The fraction of tumor cells in the unprocessed biopsy was 0.24, 0.58 in the CD3+, and 0.45 in the CD4+ enriched sample. These results depict an enrichment of tumor cells by the factor of 2.42 in the CD3+ and by 1.88 in the CD4+ sample. The increased tumor fraction in the CD3+ samples compared to the CD4+ sample is unexpected as MF samples, including this patient, are mostly CD3+CD4+CD8- [64]. We assume that the difference lies in the experimental procedure, especially a less rigorous tissue disruption in the CD4 batch due to the sensitivity of CD4 towards one of the normally used, but in this case omitted, protease. Further experimental optimization might resolve this problem, leading to a more complete tissue lysis and efficient capturing of CD4+ cells. Additionally, imbalances in the tumor fraction between both starting batches are possible. The seemingly more robust purification of malignant MF cells via CD3 should work well for most cases as the ratio of CD4:CD8 cell in MF is consistently above 1 [65,66], thus, the larger fraction of CD3+ cells should be CD4+ as well. Furthermore, the purification via CD3 has the additional advantage in capturing the malignant cells in rare CD4-CD8- MF cases, which are mostly CD3+ [67]. In the future, a more sophisticated antigen combination and FACS purification might lead to an even higher enrichment of malignant cells from individual biopsies. However, careful consideration of the antigens presented by the malignant cells is vital for successful enrichment. As MF cells are known to lose pan T-cell antigens [64], careful immunohistochemistry is necessary prior to enrichment to detect (subclonal) loss of the enrichment antigen. In the case of subclonal antigen loss, only a subpopulation of malignant cells would be enriched, and therefore the enriched cells would not represent the entirety of malignant cells in the tumor. Besides immunohistochemistry, T-cell receptor (TCR) sequencing is also crucial to elucidate the clonal architecture of the lesion. In MF, there are cases with monoclonal TCR but also cases with oligoclonal TCR, the latter strongly indicating multiple subclonal populations in the lesion [28]. Additionally, TCR sequencing can be used to track complete enrichment of all subpopulations of malignant cells by sequencing prior and after enrichment and comparing the results.

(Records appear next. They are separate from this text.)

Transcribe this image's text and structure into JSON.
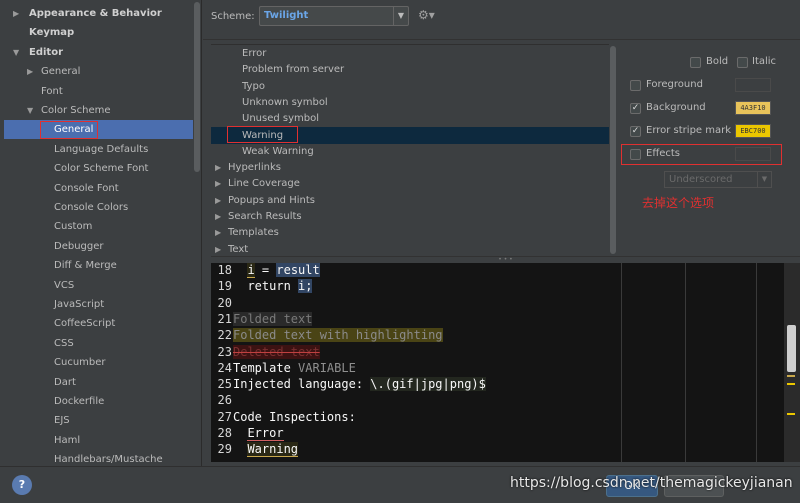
{
  "sidebar": {
    "items": [
      {
        "label": "Appearance & Behavior",
        "arrow": "▶",
        "level": 0,
        "bold": true
      },
      {
        "label": "Keymap",
        "arrow": "",
        "level": 0,
        "bold": true
      },
      {
        "label": "Editor",
        "arrow": "▼",
        "level": 0,
        "bold": true
      },
      {
        "label": "General",
        "arrow": "▶",
        "level": 1,
        "bold": false
      },
      {
        "label": "Font",
        "arrow": "",
        "level": 1,
        "bold": false
      },
      {
        "label": "Color Scheme",
        "arrow": "▼",
        "level": 1,
        "bold": false
      },
      {
        "label": "General",
        "arrow": "",
        "level": 2,
        "bold": false,
        "selected": true
      },
      {
        "label": "Language Defaults",
        "arrow": "",
        "level": 2,
        "bold": false
      },
      {
        "label": "Color Scheme Font",
        "arrow": "",
        "level": 2,
        "bold": false
      },
      {
        "label": "Console Font",
        "arrow": "",
        "level": 2,
        "bold": false
      },
      {
        "label": "Console Colors",
        "arrow": "",
        "level": 2,
        "bold": false
      },
      {
        "label": "Custom",
        "arrow": "",
        "level": 2,
        "bold": false
      },
      {
        "label": "Debugger",
        "arrow": "",
        "level": 2,
        "bold": false
      },
      {
        "label": "Diff & Merge",
        "arrow": "",
        "level": 2,
        "bold": false
      },
      {
        "label": "VCS",
        "arrow": "",
        "level": 2,
        "bold": false
      },
      {
        "label": "JavaScript",
        "arrow": "",
        "level": 2,
        "bold": false
      },
      {
        "label": "CoffeeScript",
        "arrow": "",
        "level": 2,
        "bold": false
      },
      {
        "label": "CSS",
        "arrow": "",
        "level": 2,
        "bold": false
      },
      {
        "label": "Cucumber",
        "arrow": "",
        "level": 2,
        "bold": false
      },
      {
        "label": "Dart",
        "arrow": "",
        "level": 2,
        "bold": false
      },
      {
        "label": "Dockerfile",
        "arrow": "",
        "level": 2,
        "bold": false
      },
      {
        "label": "EJS",
        "arrow": "",
        "level": 2,
        "bold": false
      },
      {
        "label": "Haml",
        "arrow": "",
        "level": 2,
        "bold": false
      },
      {
        "label": "Handlebars/Mustache",
        "arrow": "",
        "level": 2,
        "bold": false
      }
    ]
  },
  "scheme": {
    "label": "Scheme:",
    "value": "Twilight",
    "dropdown_icon": "chevron-down-icon",
    "gear_icon": "gear-icon"
  },
  "element_list": {
    "items": [
      {
        "label": "Error",
        "arrow": "",
        "level": 1
      },
      {
        "label": "Problem from server",
        "arrow": "",
        "level": 1
      },
      {
        "label": "Typo",
        "arrow": "",
        "level": 1
      },
      {
        "label": "Unknown symbol",
        "arrow": "",
        "level": 1
      },
      {
        "label": "Unused symbol",
        "arrow": "",
        "level": 1
      },
      {
        "label": "Warning",
        "arrow": "",
        "level": 1,
        "selected": true
      },
      {
        "label": "Weak Warning",
        "arrow": "",
        "level": 1
      },
      {
        "label": "Hyperlinks",
        "arrow": "▶",
        "level": 0
      },
      {
        "label": "Line Coverage",
        "arrow": "▶",
        "level": 0
      },
      {
        "label": "Popups and Hints",
        "arrow": "▶",
        "level": 0
      },
      {
        "label": "Search Results",
        "arrow": "▶",
        "level": 0
      },
      {
        "label": "Templates",
        "arrow": "▶",
        "level": 0
      },
      {
        "label": "Text",
        "arrow": "▶",
        "level": 0
      }
    ]
  },
  "attributes": {
    "bold_label": "Bold",
    "bold_checked": false,
    "italic_label": "Italic",
    "italic_checked": false,
    "foreground": {
      "label": "Foreground",
      "checked": false,
      "value": ""
    },
    "background": {
      "label": "Background",
      "checked": true,
      "value": "4A3F10",
      "color": "#e8c35a"
    },
    "error_stripe": {
      "label": "Error stripe mark",
      "checked": true,
      "value": "EBC700",
      "color": "#ebc700"
    },
    "effects": {
      "label": "Effects",
      "checked": false,
      "value": "",
      "style": "Underscored"
    },
    "check_glyph": "✓",
    "annotation": "去掉这个选项"
  },
  "code_preview": {
    "lines": [
      {
        "num": "18",
        "segments": [
          {
            "t": "  ",
            "c": ""
          },
          {
            "t": "i",
            "c": "tok-warning"
          },
          {
            "t": " = ",
            "c": ""
          },
          {
            "t": "result",
            "c": "hl-sel"
          }
        ]
      },
      {
        "num": "19",
        "segments": [
          {
            "t": "  return ",
            "c": ""
          },
          {
            "t": "i;",
            "c": "hl-sel"
          }
        ]
      },
      {
        "num": "20",
        "segments": [
          {
            "t": "",
            "c": ""
          }
        ]
      },
      {
        "num": "21",
        "segments": [
          {
            "t": "Folded text",
            "c": "tok-folded"
          }
        ]
      },
      {
        "num": "22",
        "segments": [
          {
            "t": "Folded text with highlighting",
            "c": "tok-foldhl"
          }
        ]
      },
      {
        "num": "23",
        "segments": [
          {
            "t": "Deleted text",
            "c": "tok-deleted"
          }
        ]
      },
      {
        "num": "24",
        "segments": [
          {
            "t": "Template ",
            "c": ""
          },
          {
            "t": "VARIABLE",
            "c": "tok-template"
          }
        ]
      },
      {
        "num": "25",
        "segments": [
          {
            "t": "Injected language: ",
            "c": ""
          },
          {
            "t": "\\.(gif|jpg|png)$",
            "c": "tok-injected"
          }
        ]
      },
      {
        "num": "26",
        "segments": [
          {
            "t": "",
            "c": ""
          }
        ]
      },
      {
        "num": "27",
        "segments": [
          {
            "t": "Code Inspections:",
            "c": ""
          }
        ]
      },
      {
        "num": "28",
        "segments": [
          {
            "t": "  ",
            "c": ""
          },
          {
            "t": "Error",
            "c": "tok-error"
          }
        ]
      },
      {
        "num": "29",
        "segments": [
          {
            "t": "  ",
            "c": ""
          },
          {
            "t": "Warning",
            "c": "tok-warning"
          }
        ]
      }
    ]
  },
  "bottom": {
    "help_label": "?",
    "ok_label": "OK",
    "watermark": "https://blog.csdn.net/themagickeyjianan"
  }
}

Analysis of the somatic mutations revealed 762 SNVs in the CD3+ enriched sample. Further classification of SNVs with mutationTimeR [68] resulted in 737 clonal and 25 subclonal SNVs, corresponding to a clonal mutation rate of 14.5 mutations per Mb. Over 85% of clonal SNVs were C>T transitions. Of the 737 clonal SNVs in the CD3+ sample, 736 (99.8%) were found in the CD4+ and 716 (97.2%) were found in the unprocessed sample. Known oncogenic mutations such as MAPK1 p.E322K and RHOA p.A161P were detected in all samples, albeit with 3.37× or 2.76× higher frequency in the CD3+ sample than in the unprocessed sample, respectively (Figure 2a). The gain-of-function RHOA p.A161P mutation [69] is similar to the mutation occurrence in other CTCL cases outside of the RHOA p.G17 hotspot commonly mutated in other cancers and lymphoma [70]. The gain-of-function MAPK1 p.E322K mutation [71] is found exclusively in MF and not in SS [70].

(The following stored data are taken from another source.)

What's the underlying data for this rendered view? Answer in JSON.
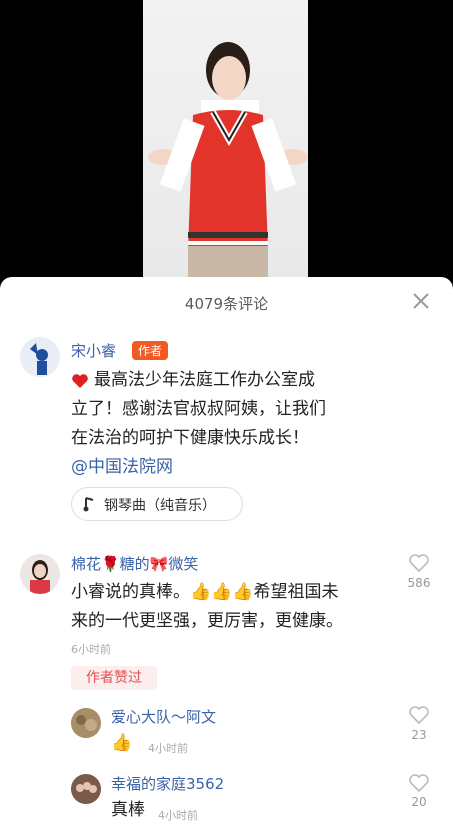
{
  "comments_header": {
    "title": "4079条评论"
  },
  "post": {
    "author": "宋小睿",
    "author_badge": "作者",
    "text_line1": "最高法少年法庭工作办公室成",
    "text_line2": "立了！感谢法官叔叔阿姨，让我们",
    "text_line3": "在法治的呵护下健康快乐成长！",
    "mention": "@中国法院网",
    "music": "钢琴曲（纯音乐）"
  },
  "comments": [
    {
      "author": "棉花🌹糖的🎀微笑",
      "text_line1": "小睿说的真棒。👍👍👍希望祖国未",
      "text_line2": "来的一代更坚强，更厉害，更健康。",
      "time": "6小时前",
      "likes": "586",
      "author_liked": "作者赞过"
    }
  ],
  "replies": [
    {
      "author": "爱心大队～阿文",
      "text": "👍",
      "time": "4小时前",
      "likes": "23"
    },
    {
      "author": "幸福的家庭3562",
      "text": "真棒",
      "time": "4小时前",
      "likes": "20"
    }
  ],
  "colors": {
    "accent": "#f15a22",
    "link": "#3a62a8",
    "name": "#3a62a8"
  },
  "icons": [
    "close-icon",
    "heart-icon",
    "music-note-icon",
    "like-icon"
  ]
}
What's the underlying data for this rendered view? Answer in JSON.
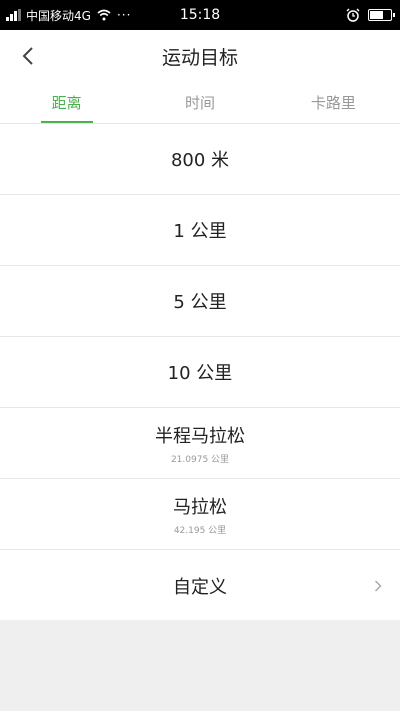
{
  "status_bar": {
    "carrier": "中国移动4G",
    "dots": "···",
    "time": "15:18"
  },
  "header": {
    "title": "运动目标"
  },
  "tabs": [
    {
      "label": "距离",
      "active": true
    },
    {
      "label": "时间",
      "active": false
    },
    {
      "label": "卡路里",
      "active": false
    }
  ],
  "options": [
    {
      "label": "800 米",
      "sub": ""
    },
    {
      "label": "1 公里",
      "sub": ""
    },
    {
      "label": "5 公里",
      "sub": ""
    },
    {
      "label": "10 公里",
      "sub": ""
    },
    {
      "label": "半程马拉松",
      "sub": "21.0975 公里"
    },
    {
      "label": "马拉松",
      "sub": "42.195 公里"
    },
    {
      "label": "自定义",
      "sub": ""
    }
  ],
  "colors": {
    "accent": "#4caf50",
    "status_bar": "#000000",
    "background": "#efefef"
  }
}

In the CD3+ sample, 7.16% of the genome is hetero- and 0.03% homozygously deleted, while 10.28% of the genome is amplified. A total of 69 amplified or deleted segments were called. Similar results (60 amplified or deleted segments, visual agreement between both samples) were observed for the CD4+ sample (Figures S2 and S3). In the unprocessed sample, CNV calling classified 8.7% of the genome as deleted and 10.08% as amplified. Only 14 amplified or deleted segments were found. A clear distinction between homo- and heterozygous deletions was also not possible. CNV analysis using other CNV callers such as CONTRA [53] or CNVkit [52] yielded more noisy results (Figure S4).

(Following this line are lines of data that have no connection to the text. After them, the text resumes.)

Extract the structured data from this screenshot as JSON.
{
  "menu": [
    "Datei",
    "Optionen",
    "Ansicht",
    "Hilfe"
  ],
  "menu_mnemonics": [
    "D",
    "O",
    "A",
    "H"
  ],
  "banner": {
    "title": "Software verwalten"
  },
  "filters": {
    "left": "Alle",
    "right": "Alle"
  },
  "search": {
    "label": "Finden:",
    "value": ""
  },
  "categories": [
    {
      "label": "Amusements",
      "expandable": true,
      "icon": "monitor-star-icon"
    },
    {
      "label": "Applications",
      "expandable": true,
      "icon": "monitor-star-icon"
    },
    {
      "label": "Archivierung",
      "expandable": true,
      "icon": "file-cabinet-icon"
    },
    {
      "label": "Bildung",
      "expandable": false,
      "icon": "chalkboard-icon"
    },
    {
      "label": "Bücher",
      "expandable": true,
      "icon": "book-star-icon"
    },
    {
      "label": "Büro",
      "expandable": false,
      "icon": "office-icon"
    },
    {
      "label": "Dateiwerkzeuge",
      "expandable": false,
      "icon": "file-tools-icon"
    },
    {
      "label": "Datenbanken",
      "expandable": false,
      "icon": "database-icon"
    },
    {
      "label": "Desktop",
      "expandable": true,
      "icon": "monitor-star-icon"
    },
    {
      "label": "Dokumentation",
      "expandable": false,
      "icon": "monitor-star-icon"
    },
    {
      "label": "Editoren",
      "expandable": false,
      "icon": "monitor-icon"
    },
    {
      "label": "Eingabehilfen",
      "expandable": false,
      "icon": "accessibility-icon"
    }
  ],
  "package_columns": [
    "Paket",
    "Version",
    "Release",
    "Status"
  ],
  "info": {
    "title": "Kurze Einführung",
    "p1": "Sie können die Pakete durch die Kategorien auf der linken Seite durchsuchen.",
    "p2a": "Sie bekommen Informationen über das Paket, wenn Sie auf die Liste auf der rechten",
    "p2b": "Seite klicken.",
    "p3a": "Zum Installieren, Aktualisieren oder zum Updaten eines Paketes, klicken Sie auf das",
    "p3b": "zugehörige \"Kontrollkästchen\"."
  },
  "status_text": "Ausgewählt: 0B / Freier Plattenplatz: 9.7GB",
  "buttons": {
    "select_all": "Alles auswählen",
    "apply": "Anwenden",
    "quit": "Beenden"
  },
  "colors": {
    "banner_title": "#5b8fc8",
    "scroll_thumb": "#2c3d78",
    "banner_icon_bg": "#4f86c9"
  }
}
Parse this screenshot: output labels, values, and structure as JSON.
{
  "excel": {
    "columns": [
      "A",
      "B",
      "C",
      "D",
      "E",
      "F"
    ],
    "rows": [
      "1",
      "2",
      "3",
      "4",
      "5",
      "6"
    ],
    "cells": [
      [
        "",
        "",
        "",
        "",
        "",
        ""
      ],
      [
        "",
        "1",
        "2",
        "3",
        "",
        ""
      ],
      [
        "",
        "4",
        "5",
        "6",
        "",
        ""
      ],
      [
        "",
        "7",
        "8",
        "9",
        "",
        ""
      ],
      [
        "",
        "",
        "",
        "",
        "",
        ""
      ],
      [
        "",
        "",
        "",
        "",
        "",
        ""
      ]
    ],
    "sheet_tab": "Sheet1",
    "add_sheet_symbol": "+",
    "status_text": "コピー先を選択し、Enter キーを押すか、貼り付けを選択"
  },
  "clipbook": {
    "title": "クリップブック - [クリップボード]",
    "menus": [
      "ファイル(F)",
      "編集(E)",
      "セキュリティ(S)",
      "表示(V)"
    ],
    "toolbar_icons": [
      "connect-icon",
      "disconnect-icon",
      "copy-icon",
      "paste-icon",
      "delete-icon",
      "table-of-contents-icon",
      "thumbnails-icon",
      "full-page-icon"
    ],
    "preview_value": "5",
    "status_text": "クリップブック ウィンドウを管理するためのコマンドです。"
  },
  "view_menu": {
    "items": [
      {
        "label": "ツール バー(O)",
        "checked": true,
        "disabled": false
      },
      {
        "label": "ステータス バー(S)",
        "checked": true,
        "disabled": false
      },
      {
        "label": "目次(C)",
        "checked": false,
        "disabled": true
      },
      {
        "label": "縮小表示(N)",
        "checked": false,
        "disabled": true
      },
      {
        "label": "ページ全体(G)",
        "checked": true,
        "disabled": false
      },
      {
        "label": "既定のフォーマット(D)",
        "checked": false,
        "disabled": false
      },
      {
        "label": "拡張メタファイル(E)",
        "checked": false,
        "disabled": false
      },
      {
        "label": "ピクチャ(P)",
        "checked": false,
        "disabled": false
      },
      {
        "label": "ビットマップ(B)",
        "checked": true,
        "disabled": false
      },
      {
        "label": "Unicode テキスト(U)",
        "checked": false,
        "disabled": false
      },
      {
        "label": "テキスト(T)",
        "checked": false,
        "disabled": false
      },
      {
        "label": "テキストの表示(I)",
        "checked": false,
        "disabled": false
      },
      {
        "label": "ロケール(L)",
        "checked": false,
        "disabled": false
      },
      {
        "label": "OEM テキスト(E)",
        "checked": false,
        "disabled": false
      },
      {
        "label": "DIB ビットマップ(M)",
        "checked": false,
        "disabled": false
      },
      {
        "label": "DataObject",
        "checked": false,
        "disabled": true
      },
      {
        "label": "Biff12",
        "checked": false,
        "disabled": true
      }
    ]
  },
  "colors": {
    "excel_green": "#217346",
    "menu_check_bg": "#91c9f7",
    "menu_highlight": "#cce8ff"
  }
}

In general, the unprocessed sample showed a much less sensitive CNV calling than the CD3+ sample. Exemplary and of special interest is the CNV on chr9 (Figure 2b). CNV calling in the CD3+ sample clearly shows two different levels of deletions: a large single-deleted region from 2.8 to 22.4 Mb and a small double-deleted region from 21.8 to 22 Mb. The tumor suppressor gene CDKN2A, which is located in the double-deleted segment on chr9:21.9 Mb, is thus homozygously deleted in this patient. CNV calling in the unprocessed sample cannot resolve these deletions and proposes one large weakly deleted region from chr9:0-64 Mb.
Insensitive CNV calling, especially for chromosomal segments considerably smaller than a chromosomal arm, is observed in the unprocessed sample at numerous locations. This includes failure to detect STAT3/5 amplification and inaccurate detection of an ARID1A deletion (Figure S5).
A detailed analysis of this study’s patients showed multiple mutations recurrent for CTCL and partly specific for MF, including the RHOA and MAPK1 SNVs as well as CDKN2A deletion, STAT3/5 amplification, ARID1A deletion and chr7 trisomy [19,20,70,72]. The overlap in called SNVs between the unprocessed and the tumor enriched samples was very high, and especially the oncogenic mutations were called confidently in all samples.
This result is expected as WXS, without additional modifications, has a limit of detection at variant allele frequencies of 5–10% for SNVs [36,37,38]. In contrast, CNV calling in WXS is a difficult problem even in germline samples with presumable completely clonal CNVs [40]. CNV calling performs better in short-read WGS, but even there, little overlap between existing tools is reported [40,41], and an allele fraction of 20% is considered the minimum for accurate SV calling [43].
In tumor samples, this problem is aggravated due to lower fractions of tumor cells containing the CNVs, resulting in weaker signals of individual CNVs in the WXS data. In this concrete example, the signal-to-noise ratio of the unprocessed MF biopsy of single allele amplifications or deletions are close to 1 (1.12 and 1.07, respectively), while the signal-to-noise ratio of the CD3+ sample is 2.5 (2.6 and 2.55, respectively) (Figure S6). This difference in signal-to-noise ratio is the major reason for the insensitive CNV calling in the unprocessed sample. For large CNVs such as the trisomy 7 or the general mention that chr9p is affected by some kind of deletion, this dataset is sufficient. However, for a more detailed analysis of the individual CNVs, a more precise resolution of the CNV breakpoints and a better classification of how many alleles are deleted or amplified is crucial.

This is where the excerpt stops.